L’autre interprétation consiste à fonder le respect de la nature sur le devoir envers les générations futures. Une telle obligation reste ainsi dans le cadre de l’humanisme, puisque les devoirs envers la nature apparaissent alors comme des devoirs indirects. La nature n’est pas respectée comme fin en soi mais comme moyen, ensemble de ressources qu’il faut conserver, avec les conditions de la vie elle-même, pour les transmettre aux générations humaines à venir.

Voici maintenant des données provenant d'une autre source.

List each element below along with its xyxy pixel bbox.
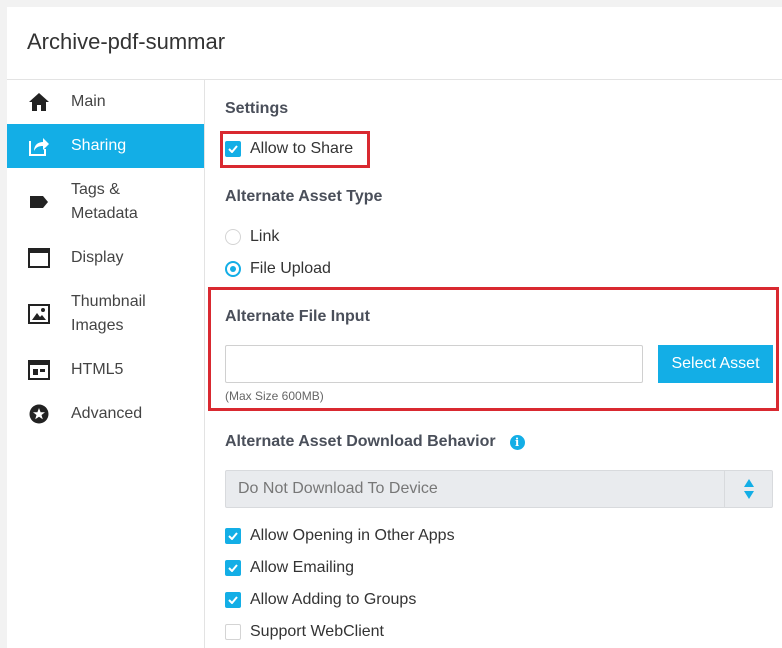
sidebar-item-tags-metadata[interactable]: Tags & Metadata: [7, 168, 204, 236]
select-asset-button[interactable]: Select Asset: [658, 345, 773, 383]
file-upload-label: File Upload: [250, 260, 331, 277]
sidebar: Main Sharing Tags & Metadata Display Thu…: [7, 80, 205, 648]
allow-opening-other-apps-checkbox[interactable]: [225, 528, 241, 544]
image-icon: [27, 302, 51, 326]
home-icon: [27, 90, 51, 114]
download-behavior-selected: Do Not Download To Device: [238, 480, 438, 497]
sidebar-item-label: Images: [71, 317, 124, 334]
sidebar-item-label: Metadata: [71, 205, 138, 222]
sidebar-item-label: Thumbnail: [71, 293, 146, 310]
download-behavior-heading: Alternate Asset Download Behavior i: [225, 433, 525, 451]
sidebar-item-label: HTML5: [71, 361, 124, 378]
download-behavior-label: Alternate Asset Download Behavior: [225, 433, 496, 450]
support-webclient-checkbox[interactable]: [225, 624, 241, 640]
sidebar-item-label: Sharing: [71, 137, 127, 154]
alternate-file-input-heading: Alternate File Input: [225, 308, 370, 325]
sidebar-item-advanced[interactable]: Advanced: [7, 392, 204, 436]
info-icon[interactable]: i: [509, 434, 525, 450]
sidebar-item-thumbnail-images[interactable]: Thumbnail Images: [7, 280, 204, 348]
sidebar-item-label: Main: [71, 93, 106, 110]
sidebar-item-display[interactable]: Display: [7, 236, 204, 280]
asset-type-file-upload-option[interactable]: File Upload: [225, 260, 331, 278]
properties-panel: Archive-pdf-summar Main Sharing Tags & M…: [7, 7, 782, 648]
select-arrows-icon: [724, 471, 772, 507]
allow-adding-groups-label: Allow Adding to Groups: [250, 591, 417, 608]
allow-emailing-label: Allow Emailing: [250, 559, 355, 576]
tag-icon: [27, 190, 51, 214]
allow-adding-groups-checkbox[interactable]: [225, 592, 241, 608]
alternate-asset-type-heading: Alternate Asset Type: [225, 188, 383, 205]
html5-icon: [27, 358, 51, 382]
share-icon: [27, 134, 51, 158]
sidebar-item-sharing[interactable]: Sharing: [7, 124, 204, 168]
alternate-file-input-field[interactable]: [225, 345, 643, 383]
support-webclient-option[interactable]: Support WebClient: [225, 623, 384, 641]
link-radio[interactable]: [225, 229, 241, 245]
file-upload-radio[interactable]: [225, 261, 241, 277]
allow-share-checkbox[interactable]: [225, 141, 241, 157]
support-webclient-label: Support WebClient: [250, 623, 384, 640]
link-label: Link: [250, 228, 280, 245]
sharing-settings-content: Settings Allow to Share Alternate Asset …: [205, 80, 782, 648]
allow-share-option[interactable]: Allow to Share: [225, 140, 353, 158]
allow-share-label: Allow to Share: [250, 140, 354, 157]
sidebar-item-html5[interactable]: HTML5: [7, 348, 204, 392]
allow-emailing-option[interactable]: Allow Emailing: [225, 559, 354, 577]
allow-opening-other-apps-label: Allow Opening in Other Apps: [250, 527, 455, 544]
settings-heading: Settings: [225, 100, 289, 117]
asset-type-link-option[interactable]: Link: [225, 228, 279, 246]
sidebar-item-main[interactable]: Main: [7, 80, 204, 124]
sidebar-item-label: Tags &: [71, 181, 120, 198]
display-icon: [27, 246, 51, 270]
download-behavior-select[interactable]: Do Not Download To Device: [225, 470, 773, 508]
allow-adding-groups-option[interactable]: Allow Adding to Groups: [225, 591, 416, 609]
header: Archive-pdf-summar: [7, 7, 782, 80]
sidebar-item-label: Advanced: [71, 405, 143, 422]
allow-emailing-checkbox[interactable]: [225, 560, 241, 576]
star-icon: [27, 402, 51, 426]
max-size-hint: (Max Size 600MB): [225, 389, 324, 403]
sidebar-item-label: Display: [71, 249, 124, 266]
page-title: Archive-pdf-summar: [27, 29, 226, 54]
allow-opening-other-apps-option[interactable]: Allow Opening in Other Apps: [225, 527, 455, 545]
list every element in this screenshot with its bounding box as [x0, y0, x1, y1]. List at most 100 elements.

L’humanité reste la finalité morale, ce sont les conséquences indésirables du progrès et non pas le progrès lui-même qui sont mises en cause par la critique procédant ce cette écologie humaniste.

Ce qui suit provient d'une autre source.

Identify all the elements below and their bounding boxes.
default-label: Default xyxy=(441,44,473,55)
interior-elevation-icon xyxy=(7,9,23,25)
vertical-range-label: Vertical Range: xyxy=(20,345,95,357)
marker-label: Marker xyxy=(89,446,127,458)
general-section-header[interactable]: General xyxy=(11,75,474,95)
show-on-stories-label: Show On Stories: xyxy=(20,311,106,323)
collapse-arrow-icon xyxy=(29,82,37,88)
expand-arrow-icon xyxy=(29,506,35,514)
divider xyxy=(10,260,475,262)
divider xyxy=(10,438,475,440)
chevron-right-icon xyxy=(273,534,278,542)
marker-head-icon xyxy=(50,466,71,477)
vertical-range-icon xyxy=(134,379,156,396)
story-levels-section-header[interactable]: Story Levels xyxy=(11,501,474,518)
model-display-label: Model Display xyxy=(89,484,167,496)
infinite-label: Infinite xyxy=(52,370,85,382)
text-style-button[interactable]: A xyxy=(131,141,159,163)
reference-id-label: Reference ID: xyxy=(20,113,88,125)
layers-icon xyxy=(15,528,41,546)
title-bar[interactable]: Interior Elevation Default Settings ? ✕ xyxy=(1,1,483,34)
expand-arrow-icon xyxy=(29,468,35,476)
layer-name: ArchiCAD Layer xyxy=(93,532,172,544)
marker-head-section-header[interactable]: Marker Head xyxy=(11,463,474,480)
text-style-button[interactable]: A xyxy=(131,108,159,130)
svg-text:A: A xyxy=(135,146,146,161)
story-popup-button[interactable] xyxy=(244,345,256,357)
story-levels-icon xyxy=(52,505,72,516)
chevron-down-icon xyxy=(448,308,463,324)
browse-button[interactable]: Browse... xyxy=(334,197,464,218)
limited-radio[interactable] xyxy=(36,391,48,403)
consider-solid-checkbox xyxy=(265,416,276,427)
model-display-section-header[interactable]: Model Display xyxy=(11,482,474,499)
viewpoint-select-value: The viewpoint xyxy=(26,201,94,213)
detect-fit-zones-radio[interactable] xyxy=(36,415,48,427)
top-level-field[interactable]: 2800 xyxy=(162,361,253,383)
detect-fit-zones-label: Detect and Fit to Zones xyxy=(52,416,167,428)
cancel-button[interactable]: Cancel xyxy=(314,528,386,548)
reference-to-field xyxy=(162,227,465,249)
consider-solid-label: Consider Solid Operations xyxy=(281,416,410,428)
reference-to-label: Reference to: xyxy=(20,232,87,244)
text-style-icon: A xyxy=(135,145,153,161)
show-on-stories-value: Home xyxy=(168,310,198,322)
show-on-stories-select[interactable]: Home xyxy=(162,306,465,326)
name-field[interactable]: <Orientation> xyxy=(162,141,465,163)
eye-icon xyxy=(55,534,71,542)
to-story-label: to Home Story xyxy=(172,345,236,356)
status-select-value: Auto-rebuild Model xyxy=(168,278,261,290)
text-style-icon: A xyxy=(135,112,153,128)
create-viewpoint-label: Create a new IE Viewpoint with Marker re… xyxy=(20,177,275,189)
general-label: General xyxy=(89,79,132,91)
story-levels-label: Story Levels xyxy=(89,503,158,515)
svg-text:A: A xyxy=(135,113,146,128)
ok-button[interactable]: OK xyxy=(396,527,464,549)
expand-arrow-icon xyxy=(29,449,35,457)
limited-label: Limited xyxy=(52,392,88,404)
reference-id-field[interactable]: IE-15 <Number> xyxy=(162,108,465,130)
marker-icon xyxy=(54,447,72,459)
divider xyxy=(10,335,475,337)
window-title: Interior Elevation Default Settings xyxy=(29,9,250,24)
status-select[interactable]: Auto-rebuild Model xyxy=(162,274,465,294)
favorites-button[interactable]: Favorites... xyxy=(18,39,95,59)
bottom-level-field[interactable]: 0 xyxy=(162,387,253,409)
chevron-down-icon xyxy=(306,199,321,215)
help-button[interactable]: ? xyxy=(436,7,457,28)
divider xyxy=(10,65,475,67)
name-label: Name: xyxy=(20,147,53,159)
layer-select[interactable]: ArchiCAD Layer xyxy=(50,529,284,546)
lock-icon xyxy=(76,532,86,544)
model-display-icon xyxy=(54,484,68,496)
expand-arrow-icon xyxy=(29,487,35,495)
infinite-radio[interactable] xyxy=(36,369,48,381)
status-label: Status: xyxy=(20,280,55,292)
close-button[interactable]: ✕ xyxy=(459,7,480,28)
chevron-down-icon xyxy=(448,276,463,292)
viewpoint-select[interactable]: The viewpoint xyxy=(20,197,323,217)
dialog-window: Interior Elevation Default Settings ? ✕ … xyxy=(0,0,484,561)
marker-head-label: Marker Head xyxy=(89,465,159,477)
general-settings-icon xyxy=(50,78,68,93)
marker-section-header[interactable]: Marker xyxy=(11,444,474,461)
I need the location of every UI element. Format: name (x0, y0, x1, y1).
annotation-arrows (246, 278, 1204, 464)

La question pratique est celle de la traduction concrète de l’exigence de respect de la nature. Faut-il reconnaître un droit de la nature, un droit des écosystèmes à persévérer dans leur être ? Faut-il introduire dans le droit un « crime d’écocide » ? Ce sont des questions abordées sérieusement par certains juristes partisans de l’écologie. L’idée est de reconnaître une personnalité juridique aux écosystèmes, à des « commmunités naturelles » telles que des lacs, des rivières, des forêts, afin de mieux les protéger. Certains Etats ont d’ores et déjà tenté d’intégrer cette idée, qui consiste à faire de la nature un sujet de droit comme l’homme auquel on attribue des droits inaliénables qu’il faut respecter inconditionnellement.

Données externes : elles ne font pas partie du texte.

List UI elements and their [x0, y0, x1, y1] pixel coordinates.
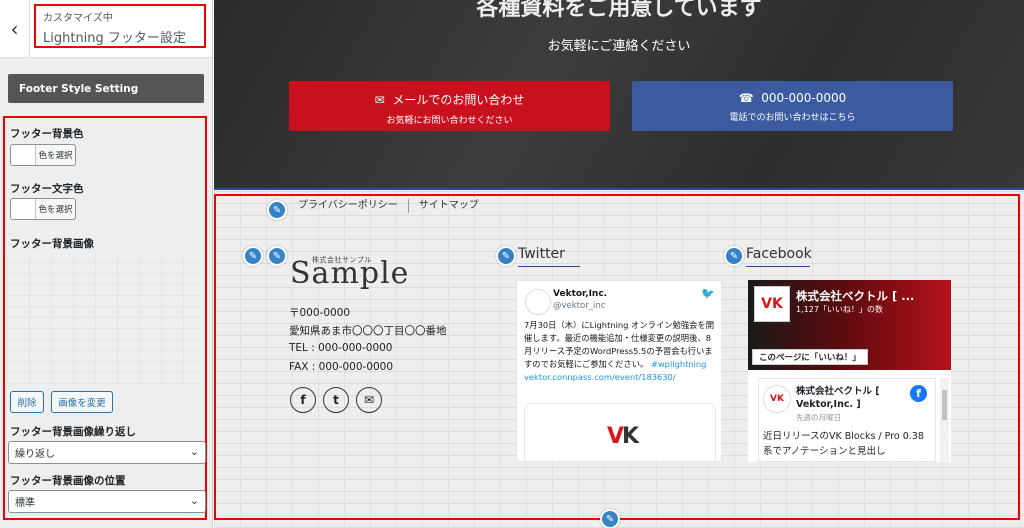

Ce projet rompt cependant avec la conception humaniste du droit, selon laquelle seul l’homme peut être sujet de droit, en tant qu’il est le seul être capable d’obligation, donc aussi d’obligation réciproque, le droit étant toujours la contrepartie d’un devoir. Or, si l’homme est capable de se représenter qu’il a une responsabilité envers un écosystème, l’inverse n’est pas possible. Les écosystèmes peuvent être l’enjeu de conflits qui opposent des intérêts humains. Le souci désintéressé des générations future peut être partie prenante des ces conflits, de même que l’intérêt humain, en un sens lui aussi désintéressé, pour la beauté naturelle que l’on souhaite préserver en empêchant la destruction causée par le jeu des seuls intérêts économiques. Mais quel que soit l’arbitrage final, l’écosystème, dépourvu de conscience, de volonté, de libre-arbitre et de responsabilité, ne peut exprimer aucune préférence qu’il serait moralement impératif de respecter. Au sens strict, le respect de la nature est absurde au regard de l’humanisme philosophique, pour lequel l’homme est le seul être moral dans la nature, donc le seul à pouvoir être considéré comme un sujet de droit. Cela n’implique pas l’impossibilité de protéger la nature. Mais que le droit protège la nature, en tant que les hommes expriment leur volonté de la protéger, ne signifie pas que la nature ait des droits qu’il faudrait inconditionnellement respecter.